Recensione di un messaggio di tolleranza e amore [NO SPOILER]

E’ ambientata in una Bari bizzarra la storia di Madame Rosa, anziana ex prostituta e donna ebrea sopravvissuta all’olocausto, che trascorre le proprie giornate prendendosi cura di bambini in difficoltà, accogliendoli nella sua umile casa.
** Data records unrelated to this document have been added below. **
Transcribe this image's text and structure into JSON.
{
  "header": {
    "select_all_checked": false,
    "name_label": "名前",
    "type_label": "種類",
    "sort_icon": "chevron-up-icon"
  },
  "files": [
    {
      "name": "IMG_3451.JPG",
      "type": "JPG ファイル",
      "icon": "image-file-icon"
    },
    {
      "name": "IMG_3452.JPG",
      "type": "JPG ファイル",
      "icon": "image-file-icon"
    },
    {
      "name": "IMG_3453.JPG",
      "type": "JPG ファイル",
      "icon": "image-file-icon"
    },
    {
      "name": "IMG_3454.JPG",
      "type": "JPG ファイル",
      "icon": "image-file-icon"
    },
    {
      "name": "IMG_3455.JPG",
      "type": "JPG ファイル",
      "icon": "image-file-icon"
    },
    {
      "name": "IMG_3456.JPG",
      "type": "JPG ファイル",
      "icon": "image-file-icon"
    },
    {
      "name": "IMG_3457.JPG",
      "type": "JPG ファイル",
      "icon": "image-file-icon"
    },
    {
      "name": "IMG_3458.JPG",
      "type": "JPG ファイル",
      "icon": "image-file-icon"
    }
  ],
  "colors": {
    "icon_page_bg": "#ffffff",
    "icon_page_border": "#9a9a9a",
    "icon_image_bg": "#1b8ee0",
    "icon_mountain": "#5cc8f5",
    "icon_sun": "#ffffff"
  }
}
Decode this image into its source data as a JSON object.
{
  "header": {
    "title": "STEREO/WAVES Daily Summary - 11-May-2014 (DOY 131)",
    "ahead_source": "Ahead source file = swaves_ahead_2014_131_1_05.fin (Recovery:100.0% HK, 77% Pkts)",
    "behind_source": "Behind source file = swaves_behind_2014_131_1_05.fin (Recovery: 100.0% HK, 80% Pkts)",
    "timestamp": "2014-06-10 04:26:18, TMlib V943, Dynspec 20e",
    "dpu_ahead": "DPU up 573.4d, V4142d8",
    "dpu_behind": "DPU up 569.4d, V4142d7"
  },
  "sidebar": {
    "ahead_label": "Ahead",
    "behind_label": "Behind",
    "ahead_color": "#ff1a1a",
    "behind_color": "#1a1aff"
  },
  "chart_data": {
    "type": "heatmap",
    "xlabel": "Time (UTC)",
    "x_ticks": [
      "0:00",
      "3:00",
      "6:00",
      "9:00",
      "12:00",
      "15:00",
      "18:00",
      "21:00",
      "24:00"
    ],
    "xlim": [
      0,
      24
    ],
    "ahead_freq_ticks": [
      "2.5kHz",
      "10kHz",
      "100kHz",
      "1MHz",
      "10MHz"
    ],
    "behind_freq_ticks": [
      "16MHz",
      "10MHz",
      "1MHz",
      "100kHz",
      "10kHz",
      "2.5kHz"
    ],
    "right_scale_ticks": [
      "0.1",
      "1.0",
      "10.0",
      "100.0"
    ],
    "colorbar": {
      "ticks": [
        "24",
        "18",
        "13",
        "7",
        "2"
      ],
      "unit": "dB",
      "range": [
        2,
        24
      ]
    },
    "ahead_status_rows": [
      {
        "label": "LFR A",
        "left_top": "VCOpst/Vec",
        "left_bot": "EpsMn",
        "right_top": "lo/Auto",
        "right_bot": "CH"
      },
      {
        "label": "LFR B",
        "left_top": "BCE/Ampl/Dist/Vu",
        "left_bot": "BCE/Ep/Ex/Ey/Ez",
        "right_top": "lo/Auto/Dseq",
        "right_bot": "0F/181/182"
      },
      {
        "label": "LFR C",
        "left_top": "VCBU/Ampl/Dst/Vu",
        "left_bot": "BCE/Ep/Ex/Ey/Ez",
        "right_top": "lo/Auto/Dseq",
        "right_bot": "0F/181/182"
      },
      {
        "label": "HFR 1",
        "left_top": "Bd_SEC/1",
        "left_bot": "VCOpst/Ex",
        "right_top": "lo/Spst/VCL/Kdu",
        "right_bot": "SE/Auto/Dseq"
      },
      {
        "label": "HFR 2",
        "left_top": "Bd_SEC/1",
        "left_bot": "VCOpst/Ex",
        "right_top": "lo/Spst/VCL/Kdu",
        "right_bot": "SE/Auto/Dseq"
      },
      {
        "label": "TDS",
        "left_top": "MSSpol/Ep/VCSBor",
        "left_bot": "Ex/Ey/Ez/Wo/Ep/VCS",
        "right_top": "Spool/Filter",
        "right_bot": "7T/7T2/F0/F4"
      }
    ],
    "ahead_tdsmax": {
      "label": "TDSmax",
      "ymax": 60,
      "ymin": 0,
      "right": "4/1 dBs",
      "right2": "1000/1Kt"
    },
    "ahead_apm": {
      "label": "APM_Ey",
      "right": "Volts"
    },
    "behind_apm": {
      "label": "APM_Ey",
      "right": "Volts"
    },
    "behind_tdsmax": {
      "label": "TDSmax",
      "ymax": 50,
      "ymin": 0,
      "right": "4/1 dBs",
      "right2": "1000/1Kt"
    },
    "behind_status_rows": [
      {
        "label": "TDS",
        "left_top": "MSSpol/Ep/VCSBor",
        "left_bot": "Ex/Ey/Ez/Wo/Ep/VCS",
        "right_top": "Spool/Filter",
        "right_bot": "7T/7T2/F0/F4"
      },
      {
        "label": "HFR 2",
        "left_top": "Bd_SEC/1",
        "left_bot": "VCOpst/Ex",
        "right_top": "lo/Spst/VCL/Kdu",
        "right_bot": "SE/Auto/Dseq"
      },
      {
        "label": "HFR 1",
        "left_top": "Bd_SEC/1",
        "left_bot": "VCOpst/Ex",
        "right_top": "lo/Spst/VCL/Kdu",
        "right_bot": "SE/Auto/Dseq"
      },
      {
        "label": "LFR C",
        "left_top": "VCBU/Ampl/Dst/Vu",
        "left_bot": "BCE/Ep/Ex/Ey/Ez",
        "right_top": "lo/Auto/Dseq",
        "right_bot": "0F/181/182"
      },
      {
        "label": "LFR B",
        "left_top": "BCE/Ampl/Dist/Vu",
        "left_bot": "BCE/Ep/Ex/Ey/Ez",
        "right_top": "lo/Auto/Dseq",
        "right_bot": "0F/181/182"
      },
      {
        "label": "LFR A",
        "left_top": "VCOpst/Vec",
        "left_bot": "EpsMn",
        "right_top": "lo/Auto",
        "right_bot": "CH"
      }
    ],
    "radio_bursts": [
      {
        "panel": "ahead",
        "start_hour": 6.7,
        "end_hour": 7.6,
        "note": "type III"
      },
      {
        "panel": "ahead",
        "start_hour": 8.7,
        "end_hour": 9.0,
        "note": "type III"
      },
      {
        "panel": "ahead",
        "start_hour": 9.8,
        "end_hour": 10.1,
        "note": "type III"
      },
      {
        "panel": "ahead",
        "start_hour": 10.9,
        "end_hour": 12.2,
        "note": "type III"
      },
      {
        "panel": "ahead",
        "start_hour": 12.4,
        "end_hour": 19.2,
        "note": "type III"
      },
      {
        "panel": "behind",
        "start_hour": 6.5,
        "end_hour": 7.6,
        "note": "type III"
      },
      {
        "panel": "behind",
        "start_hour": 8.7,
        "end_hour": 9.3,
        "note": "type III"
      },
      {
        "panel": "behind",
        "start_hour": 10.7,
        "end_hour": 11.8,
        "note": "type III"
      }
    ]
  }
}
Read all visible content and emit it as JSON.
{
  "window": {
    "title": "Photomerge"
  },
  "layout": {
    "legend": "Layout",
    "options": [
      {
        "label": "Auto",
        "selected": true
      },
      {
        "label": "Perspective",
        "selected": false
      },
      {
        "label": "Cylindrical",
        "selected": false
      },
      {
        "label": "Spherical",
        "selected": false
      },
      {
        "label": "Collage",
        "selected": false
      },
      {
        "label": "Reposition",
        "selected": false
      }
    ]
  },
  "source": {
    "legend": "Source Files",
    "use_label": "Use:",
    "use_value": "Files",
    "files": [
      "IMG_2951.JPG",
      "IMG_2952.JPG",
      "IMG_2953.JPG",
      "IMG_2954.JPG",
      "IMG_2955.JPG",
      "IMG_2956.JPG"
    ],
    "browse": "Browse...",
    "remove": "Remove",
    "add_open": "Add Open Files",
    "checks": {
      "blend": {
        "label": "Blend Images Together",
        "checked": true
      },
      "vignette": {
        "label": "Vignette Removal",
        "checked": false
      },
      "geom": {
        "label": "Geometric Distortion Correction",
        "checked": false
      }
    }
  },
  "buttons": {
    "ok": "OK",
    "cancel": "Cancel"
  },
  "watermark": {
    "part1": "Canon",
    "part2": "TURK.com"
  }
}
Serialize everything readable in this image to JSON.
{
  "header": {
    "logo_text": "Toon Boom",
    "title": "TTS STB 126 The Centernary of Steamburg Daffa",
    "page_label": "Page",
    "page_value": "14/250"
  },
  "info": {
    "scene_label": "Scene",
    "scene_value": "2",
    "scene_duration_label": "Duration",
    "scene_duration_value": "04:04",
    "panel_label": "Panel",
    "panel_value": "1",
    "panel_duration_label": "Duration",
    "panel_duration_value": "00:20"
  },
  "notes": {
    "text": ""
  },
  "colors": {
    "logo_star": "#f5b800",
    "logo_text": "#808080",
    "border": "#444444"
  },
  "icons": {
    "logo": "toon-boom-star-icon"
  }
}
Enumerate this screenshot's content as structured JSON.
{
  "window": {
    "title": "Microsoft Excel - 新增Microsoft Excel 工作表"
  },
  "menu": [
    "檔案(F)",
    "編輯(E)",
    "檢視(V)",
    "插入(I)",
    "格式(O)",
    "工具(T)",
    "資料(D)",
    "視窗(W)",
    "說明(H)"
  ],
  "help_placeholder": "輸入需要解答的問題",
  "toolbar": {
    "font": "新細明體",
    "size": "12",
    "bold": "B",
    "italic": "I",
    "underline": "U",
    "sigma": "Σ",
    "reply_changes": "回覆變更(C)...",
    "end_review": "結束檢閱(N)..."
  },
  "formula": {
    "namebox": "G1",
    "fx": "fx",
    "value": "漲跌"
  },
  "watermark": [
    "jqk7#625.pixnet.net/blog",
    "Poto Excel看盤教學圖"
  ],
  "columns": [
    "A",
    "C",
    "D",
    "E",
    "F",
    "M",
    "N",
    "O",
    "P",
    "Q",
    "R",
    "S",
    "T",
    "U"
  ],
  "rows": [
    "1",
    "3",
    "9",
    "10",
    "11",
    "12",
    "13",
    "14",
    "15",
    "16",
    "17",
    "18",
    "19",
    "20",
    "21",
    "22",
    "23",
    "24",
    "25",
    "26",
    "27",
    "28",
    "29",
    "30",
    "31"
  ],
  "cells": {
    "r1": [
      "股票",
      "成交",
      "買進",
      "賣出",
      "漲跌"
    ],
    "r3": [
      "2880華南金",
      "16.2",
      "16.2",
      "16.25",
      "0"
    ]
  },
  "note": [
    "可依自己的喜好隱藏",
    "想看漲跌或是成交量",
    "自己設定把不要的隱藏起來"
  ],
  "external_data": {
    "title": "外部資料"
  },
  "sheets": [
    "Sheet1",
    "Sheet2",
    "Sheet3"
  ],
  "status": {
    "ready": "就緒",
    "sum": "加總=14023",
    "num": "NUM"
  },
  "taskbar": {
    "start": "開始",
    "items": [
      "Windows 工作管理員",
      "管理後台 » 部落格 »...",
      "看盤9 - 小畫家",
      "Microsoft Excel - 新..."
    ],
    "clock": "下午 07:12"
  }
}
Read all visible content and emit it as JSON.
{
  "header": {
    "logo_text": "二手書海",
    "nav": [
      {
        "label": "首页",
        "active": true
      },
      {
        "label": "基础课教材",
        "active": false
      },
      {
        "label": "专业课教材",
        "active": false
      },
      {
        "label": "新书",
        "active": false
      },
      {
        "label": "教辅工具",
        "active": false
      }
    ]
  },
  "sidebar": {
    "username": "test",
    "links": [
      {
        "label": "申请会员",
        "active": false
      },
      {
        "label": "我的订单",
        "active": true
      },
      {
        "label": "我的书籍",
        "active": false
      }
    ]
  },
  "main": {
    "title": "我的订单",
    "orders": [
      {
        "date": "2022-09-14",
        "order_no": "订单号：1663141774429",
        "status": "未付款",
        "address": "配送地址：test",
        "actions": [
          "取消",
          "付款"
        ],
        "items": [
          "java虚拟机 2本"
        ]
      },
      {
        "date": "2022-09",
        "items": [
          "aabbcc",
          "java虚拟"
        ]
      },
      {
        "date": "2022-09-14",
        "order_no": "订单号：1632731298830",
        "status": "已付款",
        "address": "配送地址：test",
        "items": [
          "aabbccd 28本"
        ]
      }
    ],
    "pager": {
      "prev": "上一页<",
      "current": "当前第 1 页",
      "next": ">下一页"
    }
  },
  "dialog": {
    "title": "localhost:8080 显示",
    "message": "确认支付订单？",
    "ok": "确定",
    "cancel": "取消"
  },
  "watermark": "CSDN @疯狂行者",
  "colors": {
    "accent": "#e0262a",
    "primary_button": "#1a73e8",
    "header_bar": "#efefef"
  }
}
Su richiesta del dottor Coen e con parecchia riluttanza, accetta di prendersi carico di Momo, un turbolento dodicenne migrante di origini senegalesi; con il quale inizia una relazione tesa ed esplosiva. 

Il film, tratto dal romanzo omonimo di Romain Gary, ci mostra le due facce della stessa medaglia, da una parte l’Italia degli sgomberi, degli sfratti e della scuola che allontana; dall’altra una comunità che si prende cura degli ultimi, si aiuta a vicenda, il famoso “villaggio che serve per crescere un bambino”.

Il tutto reso così chiaro dalla performance dell’enorme Sophia Loren, che, per il suo grande ritorno, ci regala una recitazione tutta giocata sugli sguardi, sui non detti, su piccoli gesti che descrivono un universo di sentimenti, traumi e ricordi. 

Momo, invece, è all’inizio di una vita che non gli ha mai regalato niente, scartato dalla società, già lanciato nei sentieri della criminalità locale, una criminalità borghese, che lo farà sentire importante, ben voluto e apprezzato, cosicché “tutto è relativo soprattutto il bene e il male”.

“La vita davanti a sé” è un film sull’educazione, sull’umanità, sull’integrazione che ci ricorda che tutti hanno il diritto di essere amati e il diritto di realizzare i propri sogni. Ed eccomi a concludere citando Giorgio Canali nel dire che “qui crescono più muri che fiori”, ma questo film è un prato, anzi… un bosco di mimose, che capirete soltanto guardando il film.